A Fundação Algorand anunciou uma redução de 25% na sua força de trabalho, citando a incerteza macroeconómica persistente e uma desaceleração prolongada nos mercados de ativos digitais. A decisão, descrita internamente como difícil, mas necessária, visa alinhar recursos com as prioridades estratégicas de longo prazo do protocolo.
Em uma declaração no X, a Fundação reconheceu as contribuições dos funcionários que estão de saída, chamando-os de “melhores da classe” e prometendo apoio durante a transição. A reestruturação marca uma mudança para a sustentabilidade operacional enquanto a organização se recalibra em meio a condições de mercado mais restritas.
As demissões ocorrem em um momento importante para a rede. Apenas um dia antes, a Comissão de Valores Mobiliários dos EUA (SEC) forneceu uma nova orientação que classifica efetivamente o ALGO como uma mercadoria digital, e não um valor mobiliário. A distinção traz implicações regulatórias significativas, potencialmente facilitando o cumprimento das normas e reforçando o posicionamento da Algorand dentro do cenário cripto em evolução.
Embora a menção ao ALGO na orientação da SEC tenha aparecido em uma nota de rodapé, o contexto mais amplo sugere um endosso mais significativo. A agência esclareceu que a classificação de um token não depende de sua relação com os mercados de futuros. Em vez disso, o foco está nas características subjacentes do ativo, um quadro sob o qual o ALGO se qualifica de forma independente.
A diretora de operações/CLO da Fundação Algorand, Jennie Levin, tuitou:
Grande avanço na orientação de classificação de tokens da SEC de ontem. Declaração clara: ALGO não é um valor mobiliário. E não importa onde apareça. O que importa é o conteúdo.
Essa interpretação fortalece a posição regulatória da Algorand, indicando que sua classificação baseia-se no conteúdo, e não na colocação técnica dentro do documento. Para os participantes do mercado, oferece uma visão mais clara para avaliar o status legal do token.
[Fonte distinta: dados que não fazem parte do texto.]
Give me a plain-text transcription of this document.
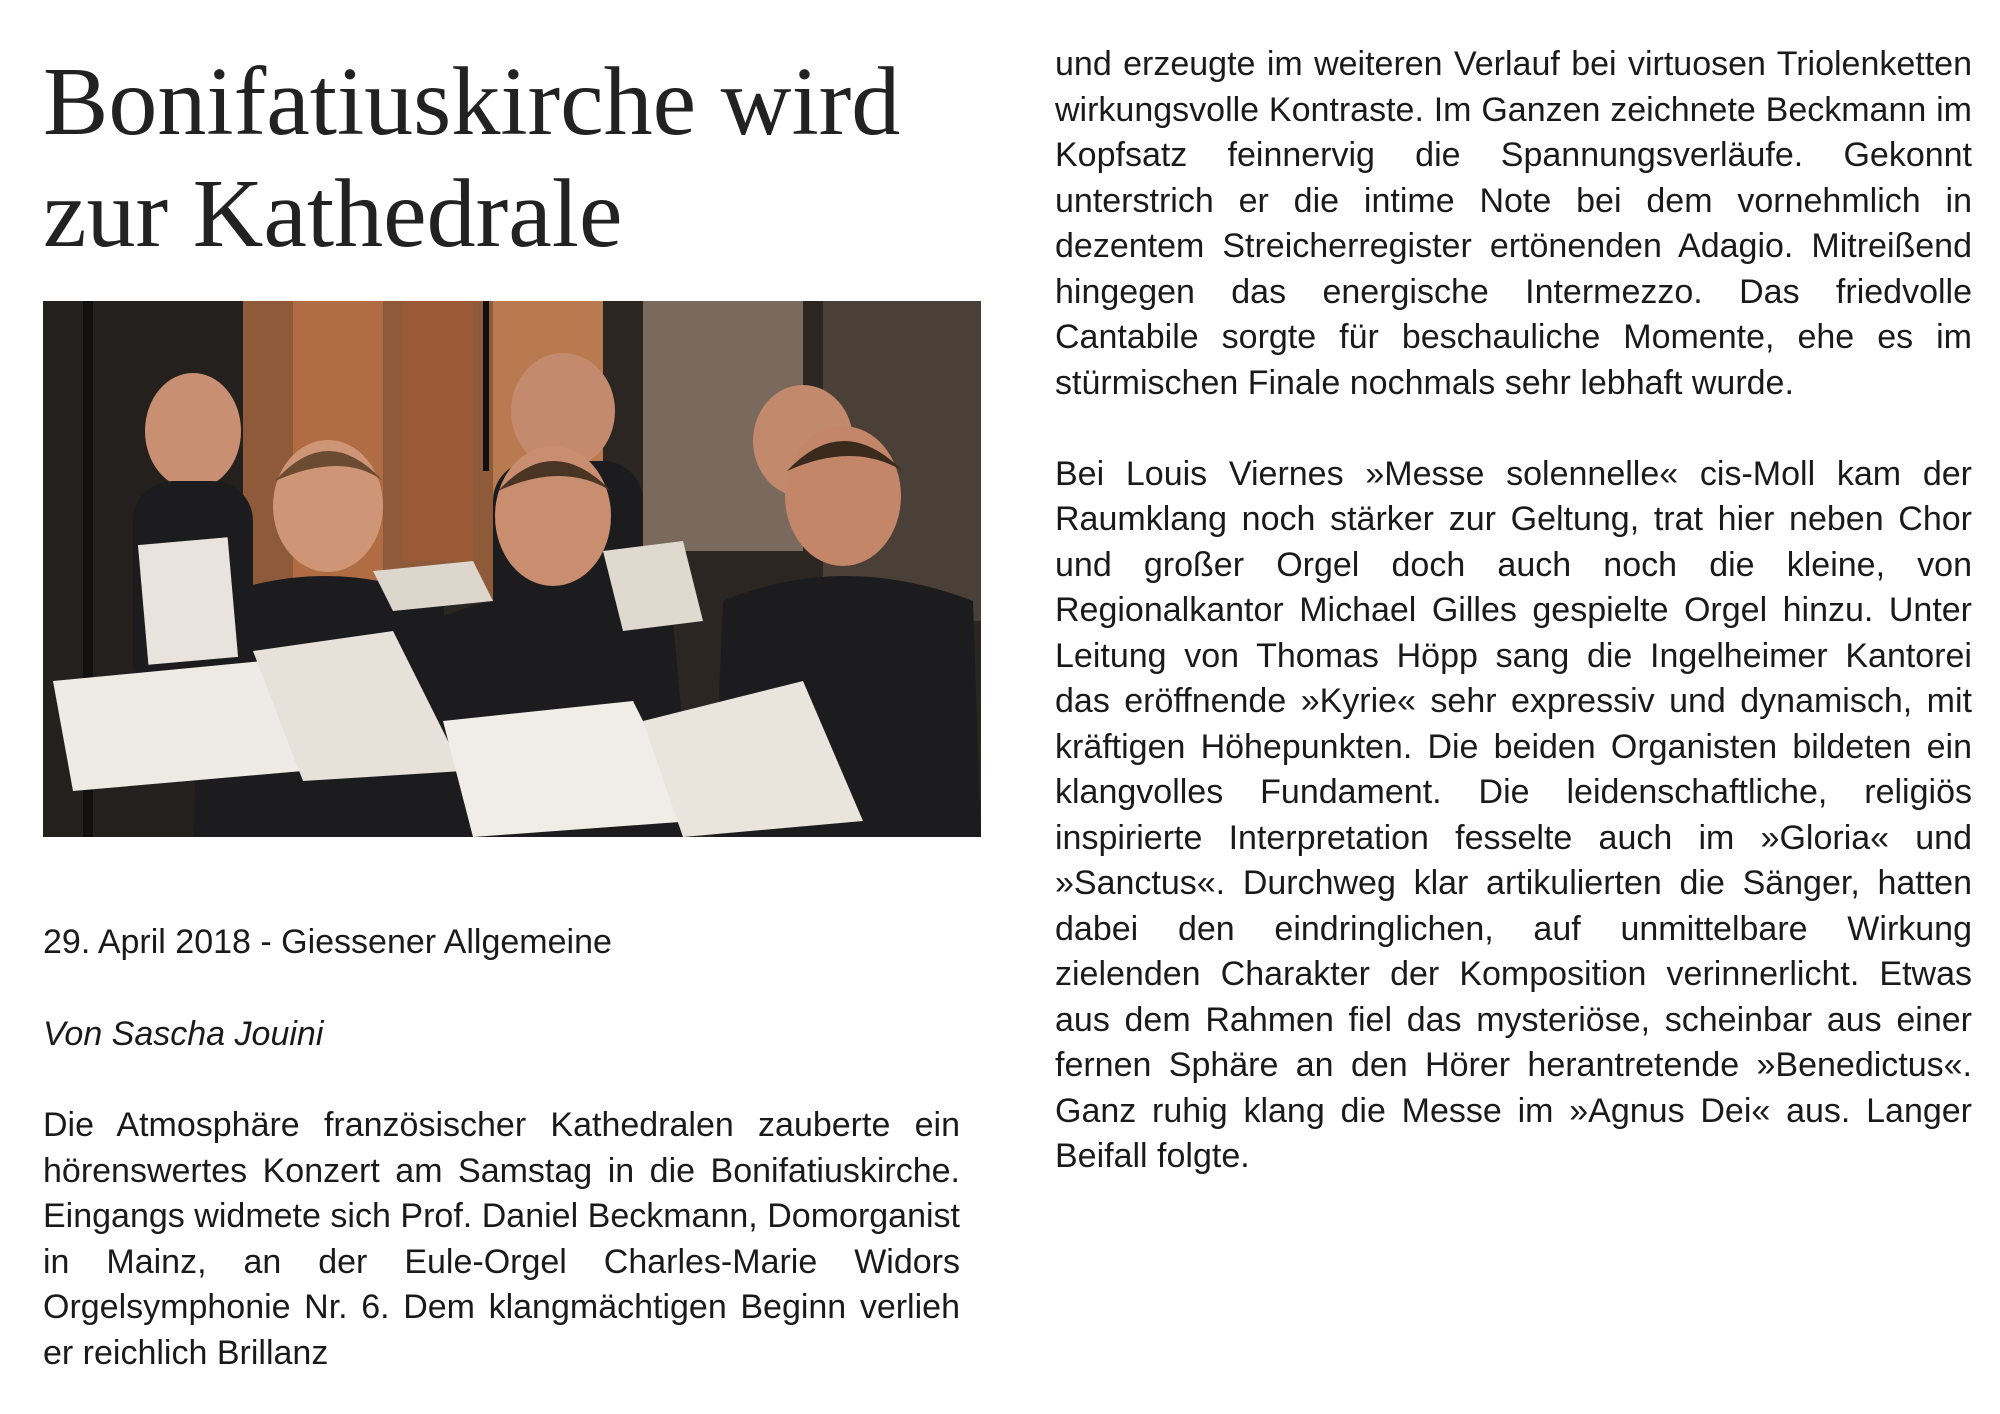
Bonifatiuskirche wird zur Kathedrale

29. April 2018 - Giessener Allgemeine

Von Sascha Jouini

Die Atmosphäre französischer Kathedralen zauberte ein hörenswertes Konzert am Samstag in die Bonifatiuskirche. Eingangs widmete sich Prof. Daniel Beckmann, Domorganist in Mainz, an der Eule-Orgel Charles-Marie Widors Orgelsymphonie Nr. 6. Dem klangmächtigen Beginn verlieh er reichlich Brillanz

und erzeugte im weiteren Verlauf bei virtuosen Triolenketten wirkungsvolle Kontraste. Im Ganzen zeichnete Beckmann im Kopfsatz feinnervig die Spannungsverläufe. Gekonnt unterstrich er die intime Note bei dem vornehmlich in dezentem Streicherregister ertönenden Adagio. Mitreißend hingegen das energische Intermezzo. Das friedvolle Cantabile sorgte für beschauliche Momente, ehe es im stürmischen Finale nochmals sehr lebhaft wurde.

Bei Louis Viernes »Messe solennelle« cis-Moll kam der Raumklang noch stärker zur Geltung, trat hier neben Chor und großer Orgel doch auch noch die kleine, von Regionalkantor Michael Gilles gespielte Orgel hinzu. Unter Leitung von Thomas Höpp sang die Ingelheimer Kantorei das eröffnende »Kyrie« sehr expressiv und dynamisch, mit kräftigen Höhepunkten. Die beiden Organisten bildeten ein klangvolles Fundament. Die leidenschaftliche, religiös inspirierte Interpretation fesselte auch im »Gloria« und »Sanctus«. Durchweg klar artikulierten die Sänger, hatten dabei den eindringlichen, auf unmittelbare Wirkung zielenden Charakter der Komposition verinnerlicht. Etwas aus dem Rahmen fiel das mysteriöse, scheinbar aus einer fernen Sphäre an den Hörer herantretende »Benedictus«. Ganz ruhig klang die Messe im »Agnus Dei« aus. Langer Beifall folgte.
Apesar da redução de pessoal, a Fundação reiterou seu compromisso em avançar com o protocolo Algorand e seu ecossistema mais amplo. A liderança enquadrou a medida como um passo proativo para garantir resiliência, e não uma retirada reativa.
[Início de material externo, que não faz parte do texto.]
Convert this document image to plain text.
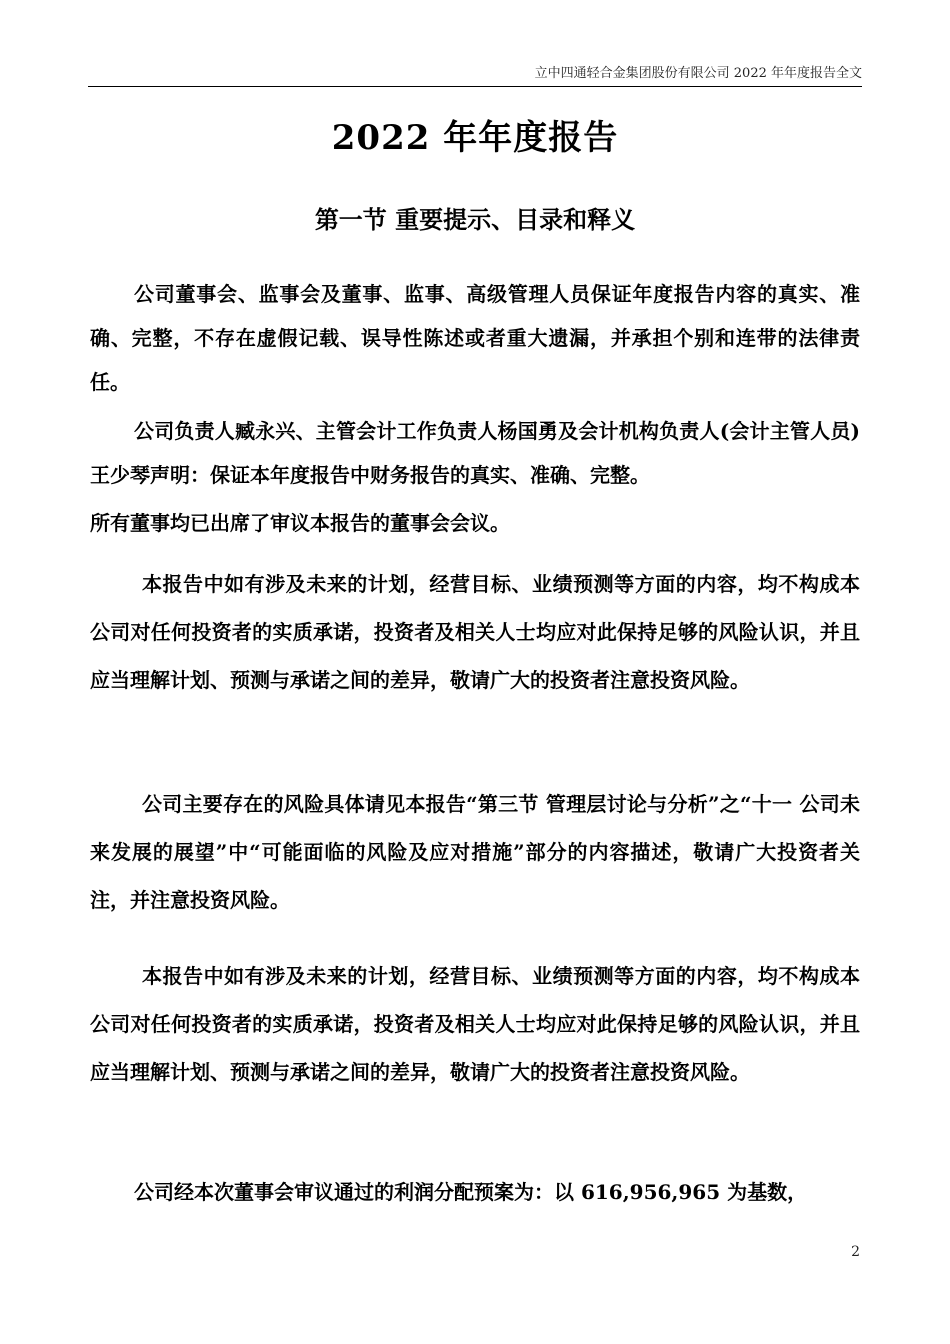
立中四通轻合金集团股份有限公司 2022 年年度报告全文
2022 年年度报告
第一节 重要提示、目录和释义

公司董事会、监事会及董事、监事、高级管理人员保证年度报告内容的真实、准确、完整，不存在虚假记载、误导性陈述或者重大遗漏，并承担个别和连带的法律责任。

公司负责人臧永兴、主管会计工作负责人杨国勇及会计机构负责人(会计主管人员)王少琴声明：保证本年度报告中财务报告的真实、准确、完整。

所有董事均已出席了审议本报告的董事会会议。

本报告中如有涉及未来的计划，经营目标、业绩预测等方面的内容，均不构成本公司对任何投资者的实质承诺，投资者及相关人士均应对此保持足够的风险认识，并且应当理解计划、预测与承诺之间的差异，敬请广大的投资者注意投资风险。

公司主要存在的风险具体请见本报告“第三节 管理层讨论与分析”之“十一 公司未来发展的展望”中“可能面临的风险及应对措施”部分的内容描述，敬请广大投资者关注，并注意投资风险。

本报告中如有涉及未来的计划，经营目标、业绩预测等方面的内容，均不构成本公司对任何投资者的实质承诺，投资者及相关人士均应对此保持足够的风险认识，并且应当理解计划、预测与承诺之间的差异，敬请广大的投资者注意投资风险。

公司经本次董事会审议通过的利润分配预案为：以 616,956,965 为基数，

2
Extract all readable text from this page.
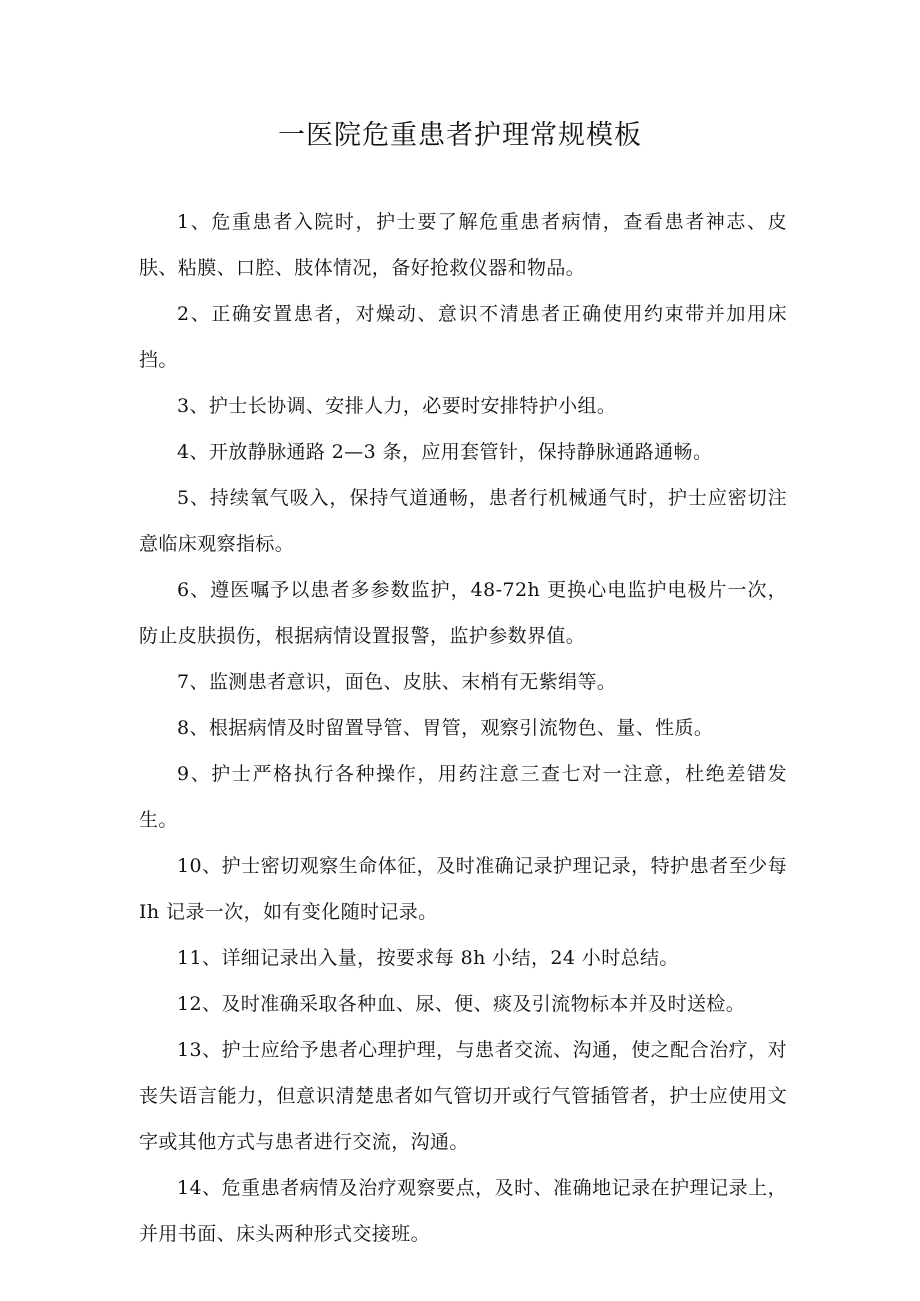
一医院危重患者护理常规模板

1、危重患者入院时，护士要了解危重患者病情，查看患者神志、皮肤、粘膜、口腔、肢体情况，备好抢救仪器和物品。

2、正确安置患者，对燥动、意识不清患者正确使用约束带并加用床挡。

3、护士长协调、安排人力，必要时安排特护小组。

4、开放静脉通路 2—3 条，应用套管针，保持静脉通路通畅。

5、持续氧气吸入，保持气道通畅，患者行机械通气时，护士应密切注意临床观察指标。

6、遵医嘱予以患者多参数监护，48-72h 更换心电监护电极片一次，防止皮肤损伤，根据病情设置报警，监护参数界值。

7、监测患者意识，面色、皮肤、末梢有无紫绢等。

8、根据病情及时留置导管、胃管，观察引流物色、量、性质。

9、护士严格执行各种操作，用药注意三查七对一注意，杜绝差错发生。

10、护士密切观察生命体征，及时准确记录护理记录，特护患者至少每 Ih 记录一次，如有变化随时记录。

11、详细记录出入量，按要求每 8h 小结，24 小时总结。

12、及时准确采取各种血、尿、便、痰及引流物标本并及时送检。

13、护士应给予患者心理护理，与患者交流、沟通，使之配合治疗，对丧失语言能力，但意识清楚患者如气管切开或行气管插管者，护士应使用文字或其他方式与患者进行交流，沟通。

14、危重患者病情及治疗观察要点，及时、准确地记录在护理记录上，并用书面、床头两种形式交接班。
Em um mercado ainda marcado por volatilidade, a narrativa dupla da Algorand de contração e progresso regulatório destaca uma tendência mais ampla do setor: mesmo com projetos otimizando operações, a clareza dos reguladores continua a moldar a confiança a longo prazo.
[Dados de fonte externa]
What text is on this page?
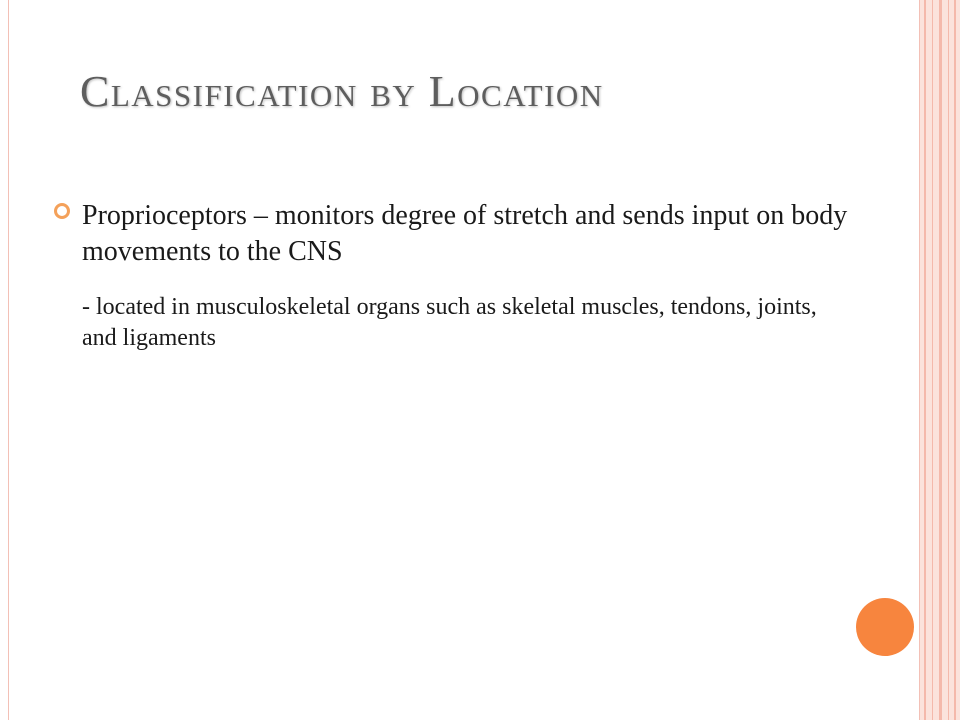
Classification by Location
Proprioceptors – monitors degree of stretch and sends input on body movements to the CNS
- located in musculoskeletal organs such as skeletal muscles, tendons, joints, and ligaments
A Fundação citou a incerteza econômica global e uma desaceleração sustentada nos mercados de criptomoedas, levando a uma redução de 25% na equipe para melhor alinhar recursos com prioridades de longo prazo.
A SEC esclareceu que o ALGO é uma mercadoria digital, não um valor mobiliário, reforçando sua posição regulatória dentro do ecossistema cripto.
Ser classificado como uma mercadoria pode reduzir obstáculos regulatórios e oferecer uma posição legal mais clara para o token e seu ecossistema.
De acordo com a Fundação, a medida visa fortalecer a sustentabilidade a longo prazo, mantendo o foco no crescimento e desenvolvimento.